Al que responde palabra antes de oír, le es fatuidad y oprobio. (Proverbios 18:13)
Viajando por México, un misionero se detuvo en un pueblo para predicar el Evangelio. En la tarde, como hacía mucho calor, se sentó frente a la casa donde pasaría la noche, listo para responder las preguntas que le harían los transeúntes. Un joven se acercó, miró al misionero a la cara y le dijo: —Vengo a hablar con usted porque no creo en lo que predica. Como respuesta, el misionero le prestó una Biblia, diciéndole: —Este libro es la Palabra de Dios. Léala. Luego, si lo desea, podremos hablar. Muy sorprendido, el joven tomó la Biblia, se sentó a la sombra de un árbol y empezó a leer.
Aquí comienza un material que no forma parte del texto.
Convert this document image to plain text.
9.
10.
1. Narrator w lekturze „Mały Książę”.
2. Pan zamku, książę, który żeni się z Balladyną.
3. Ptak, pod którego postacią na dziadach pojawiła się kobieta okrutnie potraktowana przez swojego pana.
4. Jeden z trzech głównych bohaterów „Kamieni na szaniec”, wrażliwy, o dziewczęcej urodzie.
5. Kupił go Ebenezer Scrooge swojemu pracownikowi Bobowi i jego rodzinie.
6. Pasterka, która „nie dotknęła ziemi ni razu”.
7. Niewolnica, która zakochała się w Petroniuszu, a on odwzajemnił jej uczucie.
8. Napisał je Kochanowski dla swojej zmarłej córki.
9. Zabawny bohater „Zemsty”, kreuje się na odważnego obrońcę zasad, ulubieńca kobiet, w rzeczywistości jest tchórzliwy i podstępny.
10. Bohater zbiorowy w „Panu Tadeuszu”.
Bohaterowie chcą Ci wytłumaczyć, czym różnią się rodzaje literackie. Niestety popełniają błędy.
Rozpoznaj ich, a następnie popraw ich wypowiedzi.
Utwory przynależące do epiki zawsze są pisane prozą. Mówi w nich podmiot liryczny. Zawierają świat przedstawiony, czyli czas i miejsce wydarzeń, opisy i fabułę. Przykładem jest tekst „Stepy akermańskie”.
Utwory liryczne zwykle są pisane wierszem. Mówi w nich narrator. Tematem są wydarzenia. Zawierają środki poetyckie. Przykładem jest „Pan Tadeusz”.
Al día siguiente, el misionero se despidió de sus nuevos amigos. El joven también estaba allí y quiso acompañarlo una parte del camino. Al llegar al siguiente pueblo, le devolvió la Biblia y le dijo: —Es un libro interesante. No tengo preguntas para hacerle sobre lo que he leído. —Me alegra —dijo el misionero. La Palabra de Dios debe ser creída y no debatida. Siga estudiándola y hallará la vida eterna. Y le regaló aquella Biblia.
Veinte años después, el misionero volvió al mismo pueblo y reconoció al joven. Este pudo contar, gozoso, ante todos cómo había sido llevado al arrepentimiento y a la fe en el Señor Jesús mediante la lectura de la Palabra de Dios. La Biblia se había convertido en su mayor tesoro. Ya no deseaba debatir sobre su enseñanza, ¡pues la vivía! Ese es el poder de la Palabra de Dios. Bien dice en Jeremías:
¿No es mi palabra como fuego, dice el Señor, y como martillo que quebranta la piedra? (Jeremías 23:29)
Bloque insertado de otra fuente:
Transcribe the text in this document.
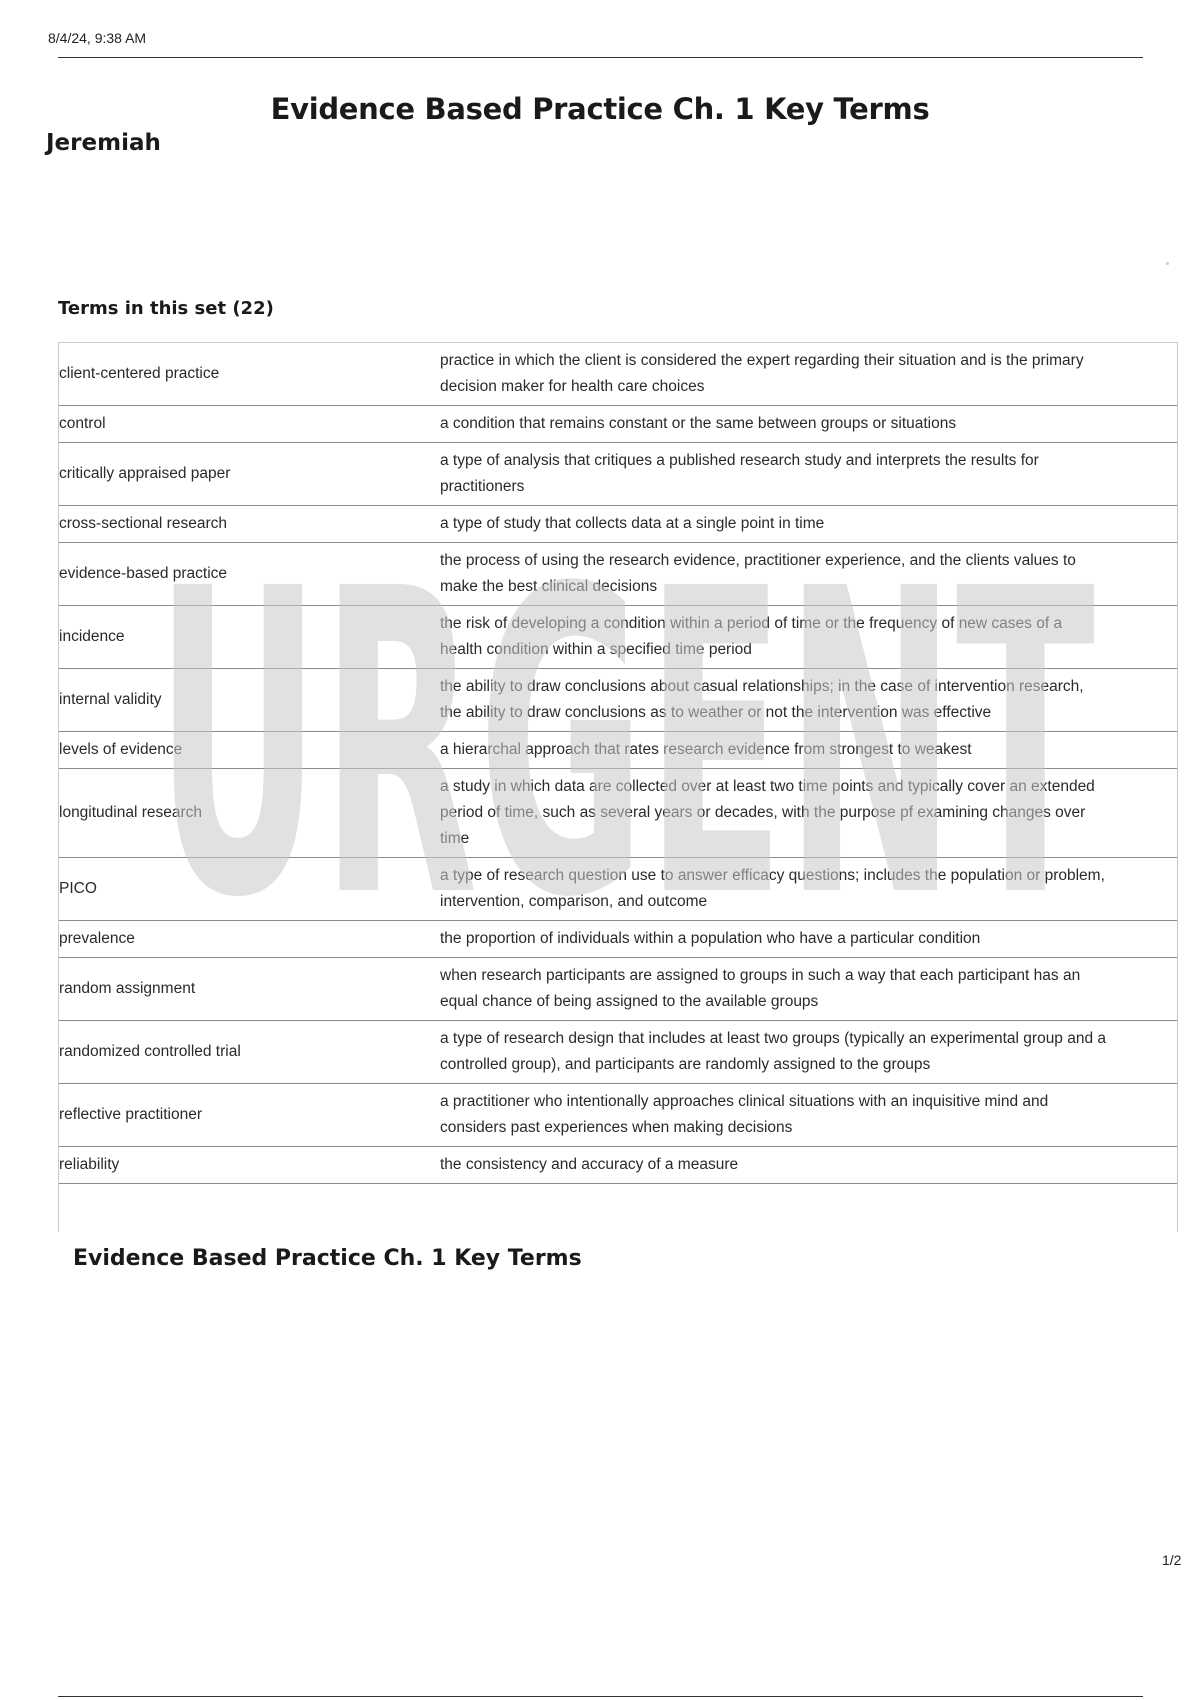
8/4/24, 9:38 AM
Evidence Based Practice Ch. 1 Key Terms
Jeremiah
Terms in this set (22)
client-centered practice	practice in which the client is considered the expert regarding their situation and is the primary decision maker for health care choices
control	a condition that remains constant or the same between groups or situations
critically appraised paper	a type of analysis that critiques a published research study and interprets the results for practitioners
cross-sectional research	a type of study that collects data at a single point in time
evidence-based practice	the process of using the research evidence, practitioner experience, and the clients values to make the best clinical decisions
incidence	the risk of developing a condition within a period of time or the frequency of new cases of a health condition within a specified time period
internal validity	the ability to draw conclusions about casual relationships; in the case of intervention research, the ability to draw conclusions as to weather or not the intervention was effective
levels of evidence	a hierarchal approach that rates research evidence from strongest to weakest
longitudinal research	a study in which data are collected over at least two time points and typically cover an extended period of time, such as several years or decades, with the purpose pf examining changes over time
PICO	a type of research question use to answer efficacy questions; includes the population or problem, intervention, comparison, and outcome
prevalence	the proportion of individuals within a population who have a particular condition
random assignment	when research participants are assigned to groups in such a way that each participant has an equal chance of being assigned to the available groups
randomized controlled trial	a type of research design that includes at least two groups (typically an experimental group and a controlled group), and participants are randomly assigned to the groups
reflective practitioner	a practitioner who intentionally approaches clinical situations with an inquisitive mind and considers past experiences when making decisions
reliability	the consistency and accuracy of a measure
URGENT
Evidence Based Practice Ch. 1 Key Terms
1/2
Lo triste de todo esto, es que existen muchas personas que hablan en contra de las Escrituras, pero jamás las han leído. ¿Cómo se puede hablar de lo que no se conoce? Eso no es más que una demostración de la soberbia del ser humano de no querer someterse al Creador.
Pero ¿por qué a estas personas no les agrada la Palabra de Dios? «Porque la palabra de Dios es viva y eficaz, y más cortante que toda espada de dos filos; y penetra hasta partir el alma y el espíritu, las coyunturas y los tuétanos, y discierne los pensamientos y las intenciones del corazón. Y no hay cosa creada que no sea manifiesta en su presencia; antes bien todas las cosas están desnudas y abiertas a los ojos de aquel a quien tenemos que dar cuenta» (Hebreos 4:12–13).